Sevdiğiniz bir müzik aletini hem yapıp hem sattığınızı düşünün. Çevrenizdekileri bunlardan almaya ikna edecek bir konuşma yapınız.
Ey efendiler, ey çocuklar, ey hatun kişiler!
Benim şurada şu köşeyi döndüğünüzde göreceğiniz küçücük bir atölyem var.
Ben işte orada bir büyü yapmaktayım. Bu büyü öyle sizin bildiğiniz büyüler gibi değil. Ancak ezginin sayesinde içine girebileceğiniz bir büyü. İşte orada o küçük atölyede dünyanın en güzel sesini duyabileceğiniz ve çıkarabileceğiniz çalgılar üretmekteyim.
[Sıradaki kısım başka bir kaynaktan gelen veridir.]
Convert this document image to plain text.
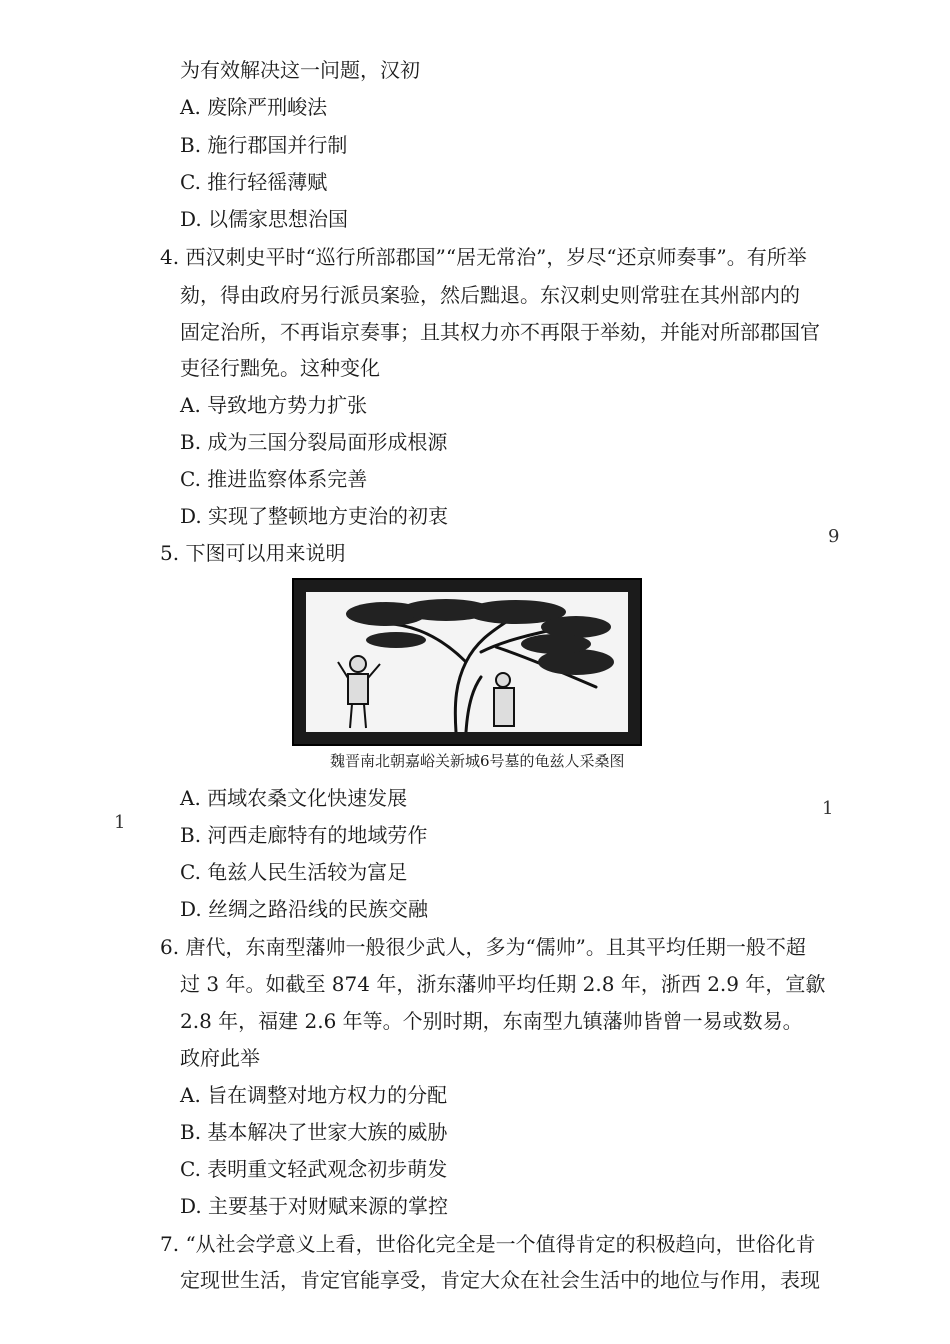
为有效解决这一问题，汉初
A. 废除严刑峻法
B. 施行郡国并行制
C. 推行轻徭薄赋
D. 以儒家思想治国
4. 西汉刺史平时“巡行所部郡国”“居无常治”，岁尽“还京师奏事”。有所举
劾，得由政府另行派员案验，然后黜退。东汉刺史则常驻在其州部内的
固定治所，不再诣京奏事；且其权力亦不再限于举劾，并能对所部郡国官
吏径行黜免。这种变化
A. 导致地方势力扩张
B. 成为三国分裂局面形成根源
C. 推进监察体系完善
D. 实现了整顿地方吏治的初衷
5. 下图可以用来说明
魏晋南北朝嘉峪关新城6号墓的龟兹人采桑图
A. 西域农桑文化快速发展
B. 河西走廊特有的地域劳作
C. 龟兹人民生活较为富足
D. 丝绸之路沿线的民族交融
6. 唐代，东南型藩帅一般很少武人，多为“儒帅”。且其平均任期一般不超
过 3 年。如截至 874 年，浙东藩帅平均任期 2.8 年，浙西 2.9 年，宣歙
2.8 年，福建 2.6 年等。个别时期，东南型九镇藩帅皆曾一易或数易。
政府此举
A. 旨在调整对地方权力的分配
B. 基本解决了世家大族的威胁
C. 表明重文轻武观念初步萌发
D. 主要基于对财赋来源的掌控
7. “从社会学意义上看，世俗化完全是一个值得肯定的积极趋向，世俗化肯
定现世生活，肯定官能享受，肯定大众在社会生活中的地位与作用，表现
9
1
1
Her bir detayını tek tek ellerimle yaptığım bu çalgılardan kim alırsa o işte dünyanın en iyi müzisyeni olacak. Nerden bileceğiz demeyin işte bakın şurada bir çocuk, benden aldığı kavalını üflemektedir. Duyuyor musunuz, görüyor musunuz neşesini, etrafındaki çocukları?
Şimdi işte daha iyisini de yaptım ve benim çalgılarımla dünyaya katılacak en iyi müzisyeni aramaktayım.
Yoksa o en iyi müzisyen buralarda mı?
Sizler benden bir çalgı aldığınızda yalnızca o çalgıyı değil dünyanın en güzel seslerini almış olacaksınız. İşte bu yüzden gelin, benimle gelin.
Şurada köşede duran atölyemde sizlere müziğin sihrini göstereyim. Eğer dilerseniz sizlere şarkı söylemeyi ve ezgilerin dilini de öğretirim.
Bağlamalar, kavallar, neyler, davullar, zurnalar.
Siz hangi tondan anlatmak isterseniz kendinizi işte o çalgı ile seslerininiz verin dünyaya.
Uzun kış gecelerinde bir ney sesinin hafifliğinde uykuya dalan çocuklarınızı izlemek istemez misiniz?
Haydi, şurada köşenin tam bittiği yerde küçük atölyeme davet ediyorum sizi.